What you may not know is that the bureau’s proposal also includes a provision that would change how debt collectors inform you of your rights, allowing them to send a link to a web page rather than mail you a full rundown of safeguards.
A federal appeals court recently ruled that this isn’t good enough — that sending links via text or email wouldn’t comply with the disclosure requirements of the Fair Debt Collection Practices Act, which prohibits collectors from harassing or tricking consumers.
Such links provide “a digital pathway to access the required information,” the 7th Circuit Court of Appeals concluded. This can’t be seen as a true disclosure of rights “when it merely provides a means to access them.”
I asked the CFPB what it plans to do. Will it change its proposed rule? Will it take the matter to the U.S. Supreme Court?
No one got back to me.
The rule change highlights how the CFPB under the Trump administration has become much friendlier to businesses — even traditionally unsavory industries such as debt collectors and payday lenders — and less eager to ensure fair treatment of consumers.
Why is disclosure-by-link such a bad idea? Because the Federal Trade Commission and other government agencies have spent years educating consumers about the dangers of clicking on links from unfamiliar sources.
Such links can lead to phishing attacks or malware being downloaded into your computer or hand-held device. In a worst-case scenario, all your data could be encrypted by a hacker and you could be forced to pay a ransom to get it back.
Debt collectors, therefore, could gain an edge since many consumers wouldn’t click the link and thus would remain in the dark about their rights.
“They’d be making a disclosure, but basically, they would be sending it out into vapor,” said Andrea Bopp Stark, a staff attorney with the National Consumer Law Center. “It would be a phantom disclosure.”
The CFPB has been doing its darnedest to play down the impact of its looser approach to debt collection.
As I reported in June, it described the move merely as “the first proposed rulemaking to implement the requirements and prohibitions applicable to debt collectors under the Fair Debt Collection Practices Act since it was passed in 1977.”
That’s a spectacularly bland way of saying debt collectors would be able to inundate consumers with an unlimited number of texts and emails, as long as recipients don’t opt out from electronic communications.
And people might not understand they have a right to opt out if they don’t click the link to their legal safeguards — which they probably won’t do because the FTC, among others, has told them not to.
That would mean they’d never learn debt collectors can’t call you at work if you tell them not to, or that they can’t call before 8 a.m. or after 9 p.m.
Not clicking the link would mean people would never know they have a right to demand proof of an obligation, and that they have a right to tell the collector to stop contacting them.
I asked the CFPB if its rule change puts consumers at a disadvantage by reducing the likelihood they’d be informed of their rights. Again, no one got back to me.

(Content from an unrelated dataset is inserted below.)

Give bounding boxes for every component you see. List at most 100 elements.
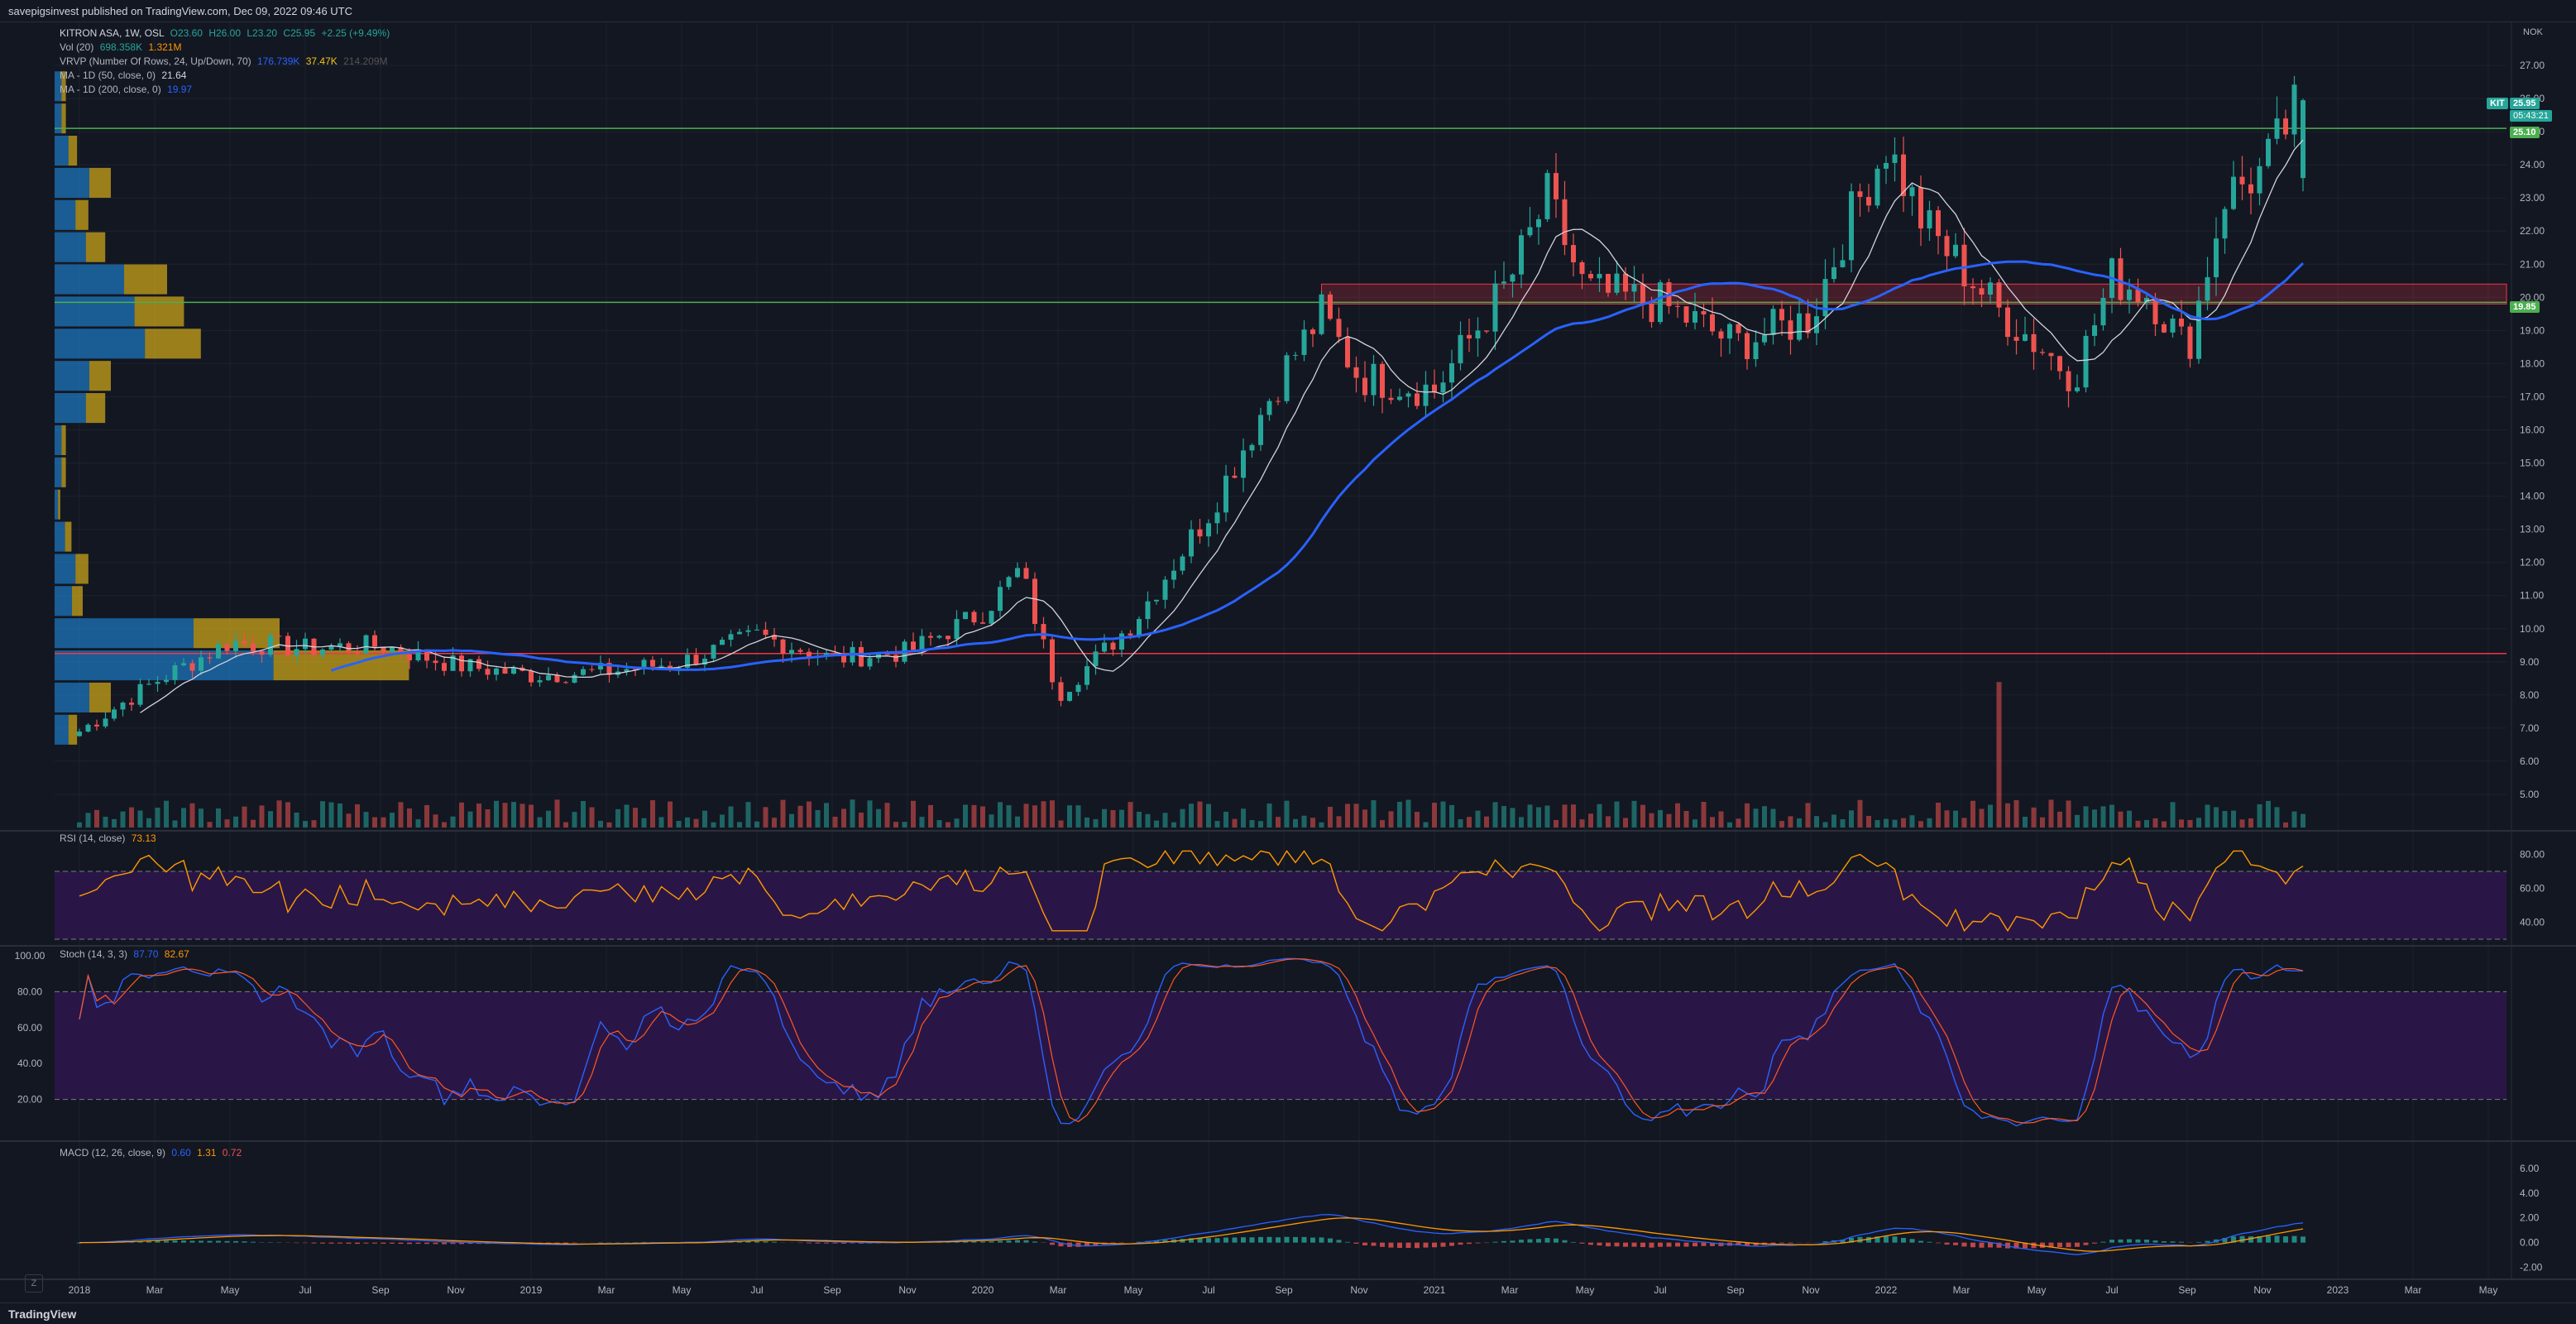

Stark at the National Consumer Law Center said there’s no mistaking that the proposed rule would undermine the disclosure requirement passed by Congress more than four decades ago.

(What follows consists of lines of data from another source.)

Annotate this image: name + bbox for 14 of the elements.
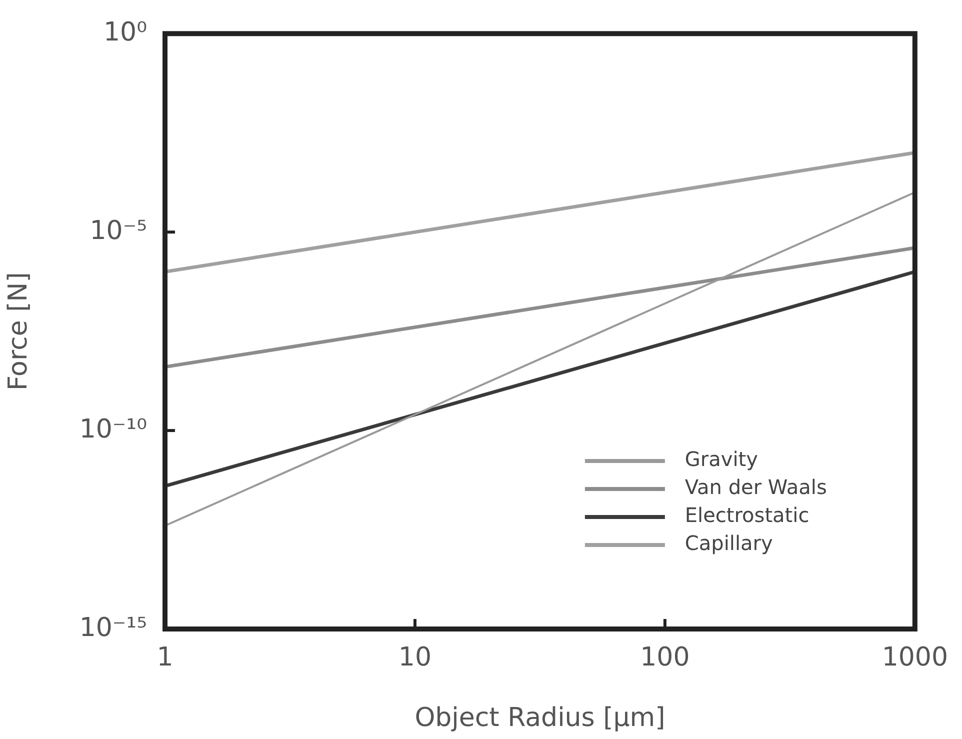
y-tick-label: 10⁻¹⁰ bbox=[79, 414, 147, 444]
x-tick-label: 10 bbox=[398, 642, 432, 672]
y-tick-label: 10⁰ bbox=[103, 17, 147, 48]
y-tick-label: 10⁻¹⁵ bbox=[79, 612, 147, 643]
legend-label: Capillary bbox=[684, 531, 773, 556]
legend-label: Gravity bbox=[684, 447, 758, 472]
x-tick-label: 1000 bbox=[882, 642, 948, 672]
x-tick-label: 1 bbox=[156, 642, 174, 672]
y-axis-title: Force [N] bbox=[3, 272, 34, 390]
y-tick-label: 10⁻⁵ bbox=[90, 216, 147, 246]
x-axis-title: Object Radius [μm] bbox=[414, 703, 666, 734]
legend-label: Van der Waals bbox=[684, 475, 827, 500]
x-tick-label: 100 bbox=[640, 642, 690, 672]
legend-label: Electrostatic bbox=[684, 503, 810, 528]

“If people don’t click the hyperlink — and they’ve already been told not to because it could be a scam — they won’t know their rights,” she said.

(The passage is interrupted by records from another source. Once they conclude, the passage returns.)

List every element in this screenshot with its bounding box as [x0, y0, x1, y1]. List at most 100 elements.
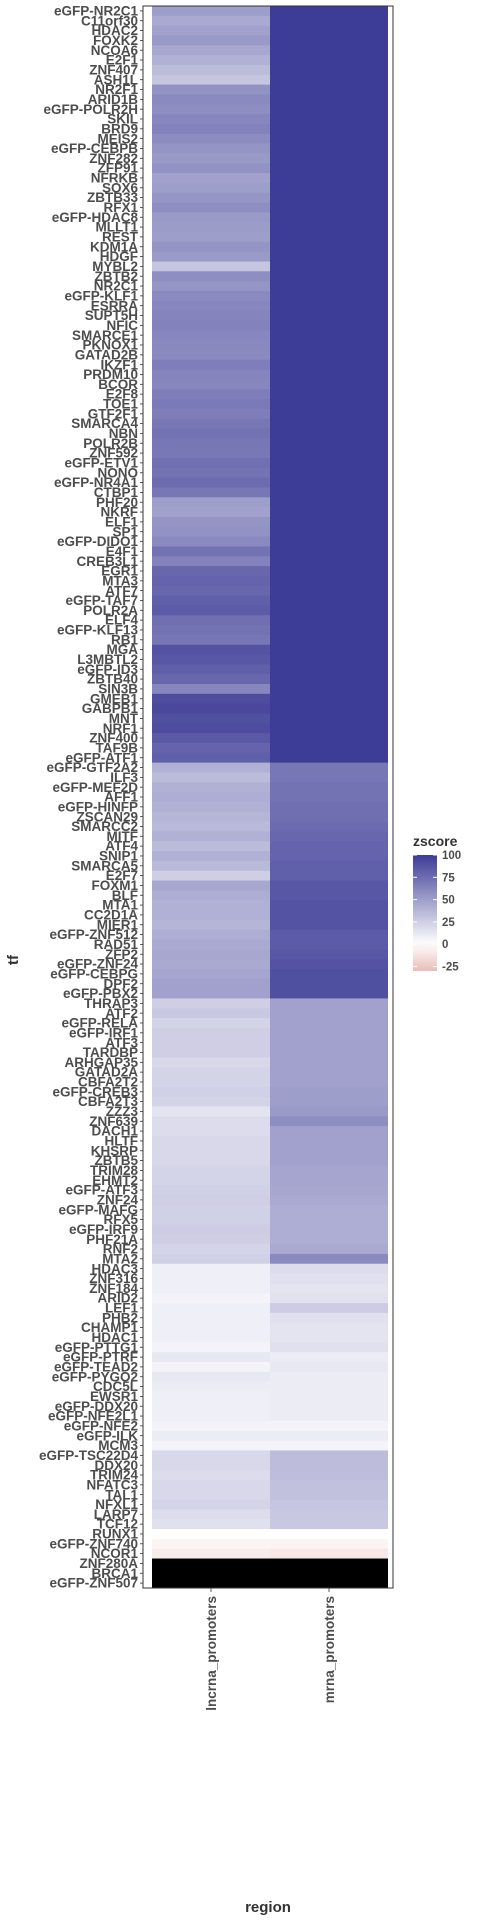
heatmap-cell: [152, 114, 270, 124]
heatmap-cell: [270, 1136, 388, 1146]
heatmap-cell: [152, 537, 270, 547]
heatmap-cell: [152, 330, 270, 340]
heatmap-cell: [152, 1205, 270, 1215]
heatmap-cell: [270, 55, 388, 65]
heatmap-cell: [270, 596, 388, 606]
heatmap-cell: [152, 85, 270, 95]
heatmap-cell: [152, 1274, 270, 1284]
heatmap-cell: [152, 713, 270, 723]
heatmap-cell: [152, 645, 270, 655]
heatmap-cell: [270, 1500, 388, 1510]
heatmap-cell: [152, 45, 270, 55]
heatmap-cell: [270, 546, 388, 556]
heatmap-cell: [152, 615, 270, 625]
heatmap-cell: [270, 1441, 388, 1451]
heatmap-cell: [152, 998, 270, 1008]
heatmap-cell: [152, 969, 270, 979]
heatmap-cell: [270, 1342, 388, 1352]
heatmap-cell: [270, 723, 388, 733]
heatmap-cell: [152, 232, 270, 242]
heatmap-cell: [152, 173, 270, 183]
heatmap-cell: [152, 576, 270, 586]
heatmap-cell: [270, 1313, 388, 1323]
heatmap-cell: [152, 104, 270, 114]
heatmap-cell: [152, 664, 270, 674]
heatmap-cell: [152, 291, 270, 301]
heatmap-cell: [270, 1077, 388, 1087]
heatmap-cell: [152, 1460, 270, 1470]
heatmap-cell: [270, 35, 388, 45]
heatmap-cell: [270, 144, 388, 154]
heatmap-cell: [270, 458, 388, 468]
legend-colorbar: [413, 855, 437, 971]
heatmap-cell: [152, 1234, 270, 1244]
heatmap-cell: [270, 1539, 388, 1549]
heatmap-cell: [152, 841, 270, 851]
heatmap-cell: [152, 527, 270, 537]
heatmap-cell: [152, 1450, 270, 1460]
heatmap-cell: [270, 252, 388, 262]
heatmap-cell: [152, 949, 270, 959]
heatmap-cell: [152, 1175, 270, 1185]
heatmap-cell: [270, 566, 388, 576]
heatmap-cell: [270, 1372, 388, 1382]
heatmap-cell: [270, 969, 388, 979]
heatmap-cell: [270, 1509, 388, 1519]
heatmap-cell: [152, 1411, 270, 1421]
heatmap-cell: [270, 212, 388, 222]
heatmap-cell: [270, 1116, 388, 1126]
heatmap-cell: [270, 1352, 388, 1362]
heatmap-cell: [270, 487, 388, 497]
heatmap-cell: [152, 1048, 270, 1058]
heatmap-cell: [152, 1470, 270, 1480]
heatmap-cell: [152, 163, 270, 173]
heatmap-cell: [152, 743, 270, 753]
heatmap-cell: [152, 1008, 270, 1018]
heatmap-cell: [152, 1185, 270, 1195]
heatmap-cell: [152, 782, 270, 792]
heatmap-cell: [270, 822, 388, 832]
heatmap-cell: [152, 301, 270, 311]
heatmap-cell: [270, 949, 388, 959]
heatmap-cell: [152, 1382, 270, 1392]
heatmap-cell: [152, 222, 270, 232]
heatmap-cell: [152, 242, 270, 252]
heatmap-cell: [270, 1293, 388, 1303]
heatmap-cell: [152, 507, 270, 517]
heatmap-cell: [270, 350, 388, 360]
heatmap-cell: [270, 674, 388, 684]
heatmap-cell: [270, 379, 388, 389]
heatmap-cell: [152, 1293, 270, 1303]
heatmap-cell: [152, 281, 270, 291]
heatmap-cell: [152, 763, 270, 773]
heatmap-cell: [152, 566, 270, 576]
heatmap-cell: [270, 841, 388, 851]
legend-title: zscore: [413, 833, 458, 849]
heatmap-cell: [152, 704, 270, 714]
heatmap-cell: [152, 203, 270, 213]
heatmap-cell: [270, 281, 388, 291]
heatmap-cell: [152, 792, 270, 802]
heatmap-cell: [270, 812, 388, 822]
heatmap-cell: [270, 1215, 388, 1225]
heatmap-cell: [270, 920, 388, 930]
heatmap-cell: [270, 399, 388, 409]
heatmap-cell: [270, 1185, 388, 1195]
heatmap-cell: [270, 694, 388, 704]
heatmap-cell: [152, 1391, 270, 1401]
heatmap-cell: [270, 232, 388, 242]
heatmap-cell: [270, 261, 388, 271]
heatmap-cell: [270, 1018, 388, 1028]
heatmap-cell: [152, 1067, 270, 1077]
heatmap-cell: [152, 1224, 270, 1234]
heatmap-cell: [152, 271, 270, 281]
heatmap-cell: [270, 1126, 388, 1136]
heatmap-cell: [270, 930, 388, 940]
heatmap-cell: [270, 576, 388, 586]
heatmap-cell: [270, 1460, 388, 1470]
heatmap-cell: [270, 998, 388, 1008]
heatmap-cell: [152, 1500, 270, 1510]
heatmap-cell: [152, 900, 270, 910]
heatmap-cell: [152, 1352, 270, 1362]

Worse, some consumers may simply ignore the texts or emails from debt collectors, believing, not unreasonably, that they’re bogus.
Stark said this could result in collectors filing lawsuits, receiving summary judgments in court because consumers didn’t defend themselves and then garnishing wages.
“It’s just astounding,” she said.
The CFPB is aware of the potential harm to consumers. If you sift through the more than 500 pages of the proposed rule, you come across the following:
“Federal agencies have advised consumers against clicking on hyperlinks provided by unfamiliar senders. ...Consumers may be likely to follow safe browsing habits and not click on a hyperlink in an initial communication from an unfamiliar debt collector.”
The bureau also acknowledges that “receiving disclosures electronically rather than in the mail may affect the likelihood that borrowers notice and read the disclosures.”
Yet despite all that, “the bureau does not believe that consumer comprehension of an electronic notice will be different from a paper notice.”
All appearances to the contrary notwithstanding.
Is there any upside to these changes? Sure, if you’re a debt collector.
Aside from the advantage of dealing with less-informed consumers, the CFPB says collectors will save a lot of their own money as they try to shake loose money from you and me.
The proposed rule estimates that debt collectors now spend between 50 cents and 80 cents for each of their roughly 140 million mailed communications annually, “whereas the marginal cost of sending the same communication by email would be approximately zero.”
Not surprisingly, the Assn. of Credit and Collection Professionals, also known as ACA International, thinks the proposed changes are pretty great.
The industry group said it “applauds the bureau for seeking to incorporate commonly used modern technology and clearer guidelines for its use.”
Interested parties — including consumers — have until Sept. 18 to make their thoughts known to the CFPB.